LAURYN HILL, MTV Unplugged No. 2:

Speaking of returning to one’s roots, Lauryn Hill does just that on this live double-CD set. Though we may not have seen these complex roots upon first glance at Hill’s freshman effort, The Miseducation of Lauryn Hill, close listeners could have detected the nakedly raw, poetic priestess in her lesser-known songs right below the glossy Do-Wop surface. Unplugged is a funky exploration of improvisation and the spoken word, and an unforgiving portrait of Hill at her cockiest — when she wants to sing, she does; when she wants to ramble at length about the injustices of society and the record industry, well, she does that, too. She’s come a long way from her teeny-bopper, designer fashion, red carpet days, and she wants to tell the world through earthy rhythms and searing instrumentals. Strangely enough, it works. Highlights: This album isn’t about the individual songs; it’s about the whole work of art, from the album’s simple black and white jacket to the seamless double discs. To understand this album, you have to set aside a good hour to just listen, as it becomes almost a story set to music. That said, “Mr. Intentional” is a bitingly emotional slap across the face of an ex-lover — Hill’s voice cracks with the ferocity usually reserved for Ani Difranco.

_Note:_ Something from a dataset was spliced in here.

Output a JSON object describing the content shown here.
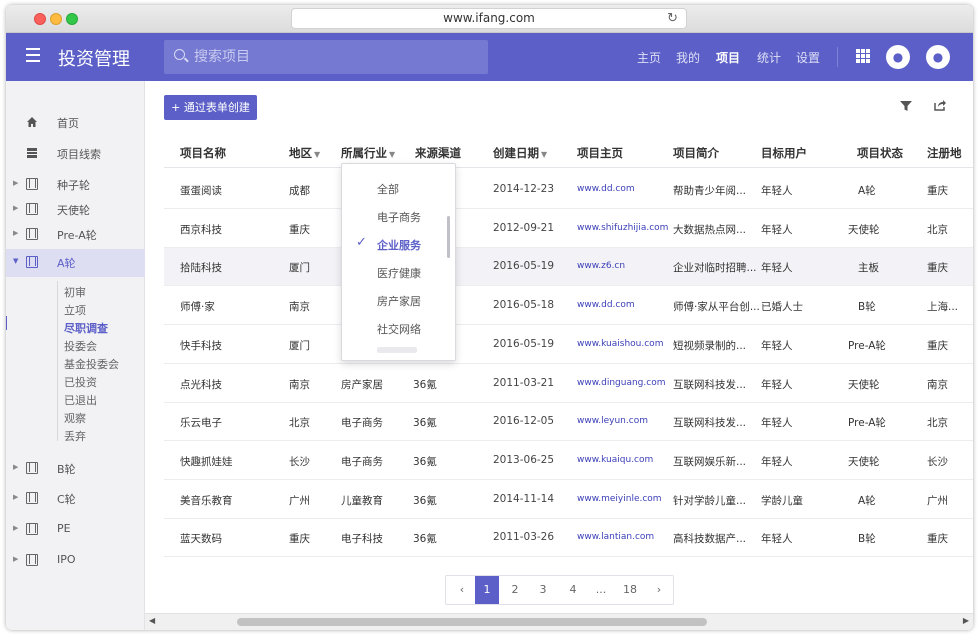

Final Word: This album is Lauryn Hill: naked, exposed and struggling to find meaning in her musical existence.

WILCO, Yankee Hotel Foxtrot:

Yet another fourth album from another established band. But unlike the Counting Crows and Weezer (or even the Red Hot Chili Peppers), Wilco isn’t realizing its roots or tweaking and combining its previous sounds — Wilco is finding another direction entirely. Wilco was fantastically profound and mellow as an alt-country outfit on 1996’s Being There, but the band also shines as an eclectic experiment. Yankee Hotel Foxtrot draws its influences from all over the music map: obvious angst and feedback from Radiohead; simple guitar licks and lyrical sensibility from Ryan Adams; fun-loving mirth and vocal intonation from Pavement. This album is not a cohesive unit, as every song differs from its neighbors, in sound and scale — frontman Jeff Tweedy has written himself a groundbreaker.

Highlights: “Jesus, Etc.” is hilariously irreverent: “Jesus don’t cry / You can rely on me honey / You can come by, anything you want.” The strings and simple melody of this song combined with its off-the-wall lyrics make it one of the best on the album. The lilting “Heavy Metal Drummer,” heard on underground and alternative radio stations these past few months conjures up a carefree, summer feeling of driving around, laughing with friends.

Final word: Albeit nothing like the Wilco we know and love, Foxtrot brings a new complexity and sound to the world of pop. What will they think of next?